“The gut is the root of the tree. If the root is sick, the tree cannot be healthy.”
– Dr. Nirala Jacobi
In general, we live in a mutually beneficial relationship with the microbes that make up over ⅔ of our body.
They tend to stay in balance as long as we are eating enough fiber, getting regular sunshine and exercise, managing stress, and getting 8 hours of sleep nightly.
But when they are out of balance there can be significant and far reaching impacts on our health. Healing the gut and restoring balance to the microbiome is the most important step toward health.
My first session with Kate began by her sharing her heart wrenching story of struggle.
Kate had been battling her weight for years. Just recently her doctor diagnosed her with fatty liver and metabolic syndrome (rising blood sugars, high blood pressure, elevated cholesterol).
She was baffled by her worsening health, and desperate to turn things around but doubtful that she could.
She had tried EVERYTHING to lose weight. Every diet, every exercise program, every magic pill promising weight loss. Nothing worked and her health continued to spiral.
She didn’t know what to do.
Clues From Kate’s Past
As I explored Kate’s medical history, I learned that she had experienced a severe food poisoning episode while traveling abroad during college. Since then, she had struggled with constipation and weight gain.
As I put the pieces of her health history together, a constellation of symptoms began to emerge that indicated her gut microbiome was out of balance:
- Constipation Dominant Irritable Bowel Syndrome (IBS-C)
- Weight gain
- Metabolic syndrome
- Non-alcoholic fatty liver
When sulfate-reducing bacteria (a normal part of the gut microbiota) are abnormally elevated they can contribute to obesity, constipation dominant IBS, Irritable Bowel Disease (IBD), and metabolic syndrome.

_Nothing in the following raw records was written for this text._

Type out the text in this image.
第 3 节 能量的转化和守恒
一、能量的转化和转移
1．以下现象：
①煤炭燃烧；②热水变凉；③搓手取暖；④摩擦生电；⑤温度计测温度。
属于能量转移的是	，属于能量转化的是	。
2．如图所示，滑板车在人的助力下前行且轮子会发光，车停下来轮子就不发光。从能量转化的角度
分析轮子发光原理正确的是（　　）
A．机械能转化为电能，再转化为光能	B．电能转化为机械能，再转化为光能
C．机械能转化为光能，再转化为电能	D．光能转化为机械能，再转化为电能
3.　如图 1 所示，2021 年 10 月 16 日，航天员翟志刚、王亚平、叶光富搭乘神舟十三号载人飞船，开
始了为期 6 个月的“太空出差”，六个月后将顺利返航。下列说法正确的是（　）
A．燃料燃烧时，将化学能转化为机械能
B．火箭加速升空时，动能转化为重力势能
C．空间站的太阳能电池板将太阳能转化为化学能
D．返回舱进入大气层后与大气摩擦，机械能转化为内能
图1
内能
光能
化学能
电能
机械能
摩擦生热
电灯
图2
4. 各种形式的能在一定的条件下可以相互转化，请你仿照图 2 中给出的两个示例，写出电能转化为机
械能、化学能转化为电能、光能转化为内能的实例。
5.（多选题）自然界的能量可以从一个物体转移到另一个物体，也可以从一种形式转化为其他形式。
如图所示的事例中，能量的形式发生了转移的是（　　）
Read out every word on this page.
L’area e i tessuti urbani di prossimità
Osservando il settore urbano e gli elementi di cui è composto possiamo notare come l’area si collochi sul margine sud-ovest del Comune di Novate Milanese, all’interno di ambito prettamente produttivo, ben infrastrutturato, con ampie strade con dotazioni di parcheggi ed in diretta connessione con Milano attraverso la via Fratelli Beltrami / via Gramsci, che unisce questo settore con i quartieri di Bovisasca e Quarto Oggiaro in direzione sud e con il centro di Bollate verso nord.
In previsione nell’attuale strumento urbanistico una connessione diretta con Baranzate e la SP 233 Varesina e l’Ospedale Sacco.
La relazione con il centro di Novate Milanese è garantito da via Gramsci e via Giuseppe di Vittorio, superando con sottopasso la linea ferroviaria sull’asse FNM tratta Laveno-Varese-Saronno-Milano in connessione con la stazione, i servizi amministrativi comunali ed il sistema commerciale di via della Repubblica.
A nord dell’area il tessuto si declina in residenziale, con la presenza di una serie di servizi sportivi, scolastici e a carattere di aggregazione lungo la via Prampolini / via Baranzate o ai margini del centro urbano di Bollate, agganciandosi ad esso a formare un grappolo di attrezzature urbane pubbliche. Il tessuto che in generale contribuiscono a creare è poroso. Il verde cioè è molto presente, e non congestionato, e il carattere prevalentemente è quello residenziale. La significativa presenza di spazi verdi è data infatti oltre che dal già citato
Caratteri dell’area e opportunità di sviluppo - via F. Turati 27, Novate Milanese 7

I suspected an overabundance of these microbes might be contributing to her current health challenges.
Our next step was to take a deeper look at the balance of her microbiome. A comprehensive stool analysis confirmed that she had elevated levels of sulfate-reducing bacteria.
In fact, every condition she was dealing with could be tied back to a microbial imbalance on the report in front of us.
- She had high levels of proteobacteria, which release endotoxins that can lead to non-alcoholic fatty liver.
- Her populations of Akkermansia were very low. Low populations of Akkermansia are associated with obesity and insulin resistance.
- Her Faecalibacterium was also low, which is associated with depression.
So many pieces of the puzzle were coming together. Fortunately, we had the tools to shift these populations to improve her health.
I created a therapeutic plan with targeted changes to her diet and lifestyle that helped restore balance to her gut microbiome.
After three months of nutrition coaching, Kate felt for the first time like she was in control of her health. And she had experienced significant traction with all of her health goals.
She achieved these results by feeding the beneficial microbes in her gut with prebiotic rich foods and supplements, resistant starches, polyphenol rich foods, and strain specific probiotics.
In addition, she worked hard on improving her sleep and consistently getting 8 hours nightly. She managed her stress with a regular yoga practice and 10 minutes of guided meditation nightly.
These were strategies that she found enjoyable and easy to sustain.
It was a pleasure to walk with Kate on her healing journey.